In February 1991 I took an editorial position with the Sarajevo magazine Naši dani (Our Days), and instantly left my parents’ home, where I was still embarrassingly lodging at the age of twenty-seven. With Davor and Pedja, two friends who also got jobs with the magazine, I rented a three-bedroom apartment in the old neighborhood Kovači. I had a full-time job and lived on my own — a major, adult accomplishment in a sadly socialist society where people grew old living with their parents, perpetually underemployed.

My previous and limited working experience had been in radio, where, apart from very short and baffling fiction, I wrote opinionated pieces on film, literature, and general stupidity. Hence I became the culture editor of Naši dani, and I somehow managed to negotiate thirteen pages for culture (whatever that was) out of the magazine’s forty-eight. Convinced that the previous generation of journalists was tainted by the idiocy of comfortable communism, I refused to publish in my pages any writing by anyone older than twenty-seven, which required frequently fighting off the rest of the editorial team, still forgiving to some press veterans. I also wrote short, acerbic pieces for the satiric two-page spread and a column called “Sarajevo Republika,” which I conceived of as “militantly urban.” I was constantly high with being young and radical, reveling in the space of fuck-you-ness I carved out for myself.

The rest of the editorial team also came from radio, where we had shared contempt for the old socialist regime as well as for the politics of rabid nationalism, which was busy at the time dismantling the sorry remnants of Communist Yugoslavia. Our employer was the Liberal Party, which came out of what in the previous system was called the Association of Socialist Youth. (I wrote, for a fee, the culture part of the Liberal Party’s platform.) We were hired, after the previous editorial team was fired in its entirety, for reasons I cannot really remember; I’d like to think that it was because our employer wanted a radical break—Naši dani had a forty-year history of publishing, largely marked by obedience to whatever was supposed to define socialist youth.
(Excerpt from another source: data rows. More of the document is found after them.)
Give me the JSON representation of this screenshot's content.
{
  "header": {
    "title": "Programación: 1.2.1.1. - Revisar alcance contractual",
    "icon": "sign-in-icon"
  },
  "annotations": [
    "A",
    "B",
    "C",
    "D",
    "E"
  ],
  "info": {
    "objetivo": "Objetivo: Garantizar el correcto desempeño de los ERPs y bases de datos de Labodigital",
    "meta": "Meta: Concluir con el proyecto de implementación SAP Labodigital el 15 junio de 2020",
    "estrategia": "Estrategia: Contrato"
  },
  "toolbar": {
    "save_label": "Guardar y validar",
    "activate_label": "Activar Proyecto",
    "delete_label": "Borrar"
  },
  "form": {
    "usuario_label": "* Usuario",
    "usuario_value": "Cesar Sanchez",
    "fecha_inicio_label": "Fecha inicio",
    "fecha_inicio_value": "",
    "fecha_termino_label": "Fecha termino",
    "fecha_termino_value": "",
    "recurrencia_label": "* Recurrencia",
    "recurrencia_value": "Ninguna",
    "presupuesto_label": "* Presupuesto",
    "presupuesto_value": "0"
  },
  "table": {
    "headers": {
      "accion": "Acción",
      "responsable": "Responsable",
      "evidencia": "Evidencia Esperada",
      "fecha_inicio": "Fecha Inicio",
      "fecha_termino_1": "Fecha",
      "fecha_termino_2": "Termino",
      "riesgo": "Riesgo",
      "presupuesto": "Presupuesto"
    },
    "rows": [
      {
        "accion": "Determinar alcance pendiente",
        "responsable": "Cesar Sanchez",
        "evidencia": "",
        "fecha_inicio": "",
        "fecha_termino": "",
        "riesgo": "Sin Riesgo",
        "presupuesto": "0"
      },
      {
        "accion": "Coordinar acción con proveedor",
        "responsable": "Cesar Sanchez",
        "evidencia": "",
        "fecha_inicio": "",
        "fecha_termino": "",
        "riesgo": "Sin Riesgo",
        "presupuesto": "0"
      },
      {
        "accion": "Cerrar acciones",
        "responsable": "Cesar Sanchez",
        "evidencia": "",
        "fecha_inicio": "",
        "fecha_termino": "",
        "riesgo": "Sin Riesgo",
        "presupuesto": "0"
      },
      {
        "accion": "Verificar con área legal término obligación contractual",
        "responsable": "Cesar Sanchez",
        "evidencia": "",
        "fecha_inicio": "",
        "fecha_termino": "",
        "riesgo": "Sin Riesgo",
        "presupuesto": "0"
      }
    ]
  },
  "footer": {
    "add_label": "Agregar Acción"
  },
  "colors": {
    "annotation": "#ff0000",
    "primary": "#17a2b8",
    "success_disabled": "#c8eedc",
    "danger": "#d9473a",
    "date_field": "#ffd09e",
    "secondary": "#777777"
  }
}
We had to learn quickly how to produce a biweekly magazine with a punch of immediacy. Alas, we soon had a chance: one of our first issues was largely devoted to (and supportive of) anti-Milošević demonstrations taking place in Belgrade, which he eventually crushed with the help of the Yugoslav People’s Army’s tanks. The blood of two young students was the first spilled by the army; we knew the flow would not stop there. By the spring, war was in full swing in Croatia. Reports of atrocities started coming in; we published photos of decapitated corpses and an interview with Vojislav Šešelj, a Serbian militia leader (now on trial in The Hague), who had famously promised to gouge Croatian eyes with rusty spoons. Somehow regular spoons were not bad enough.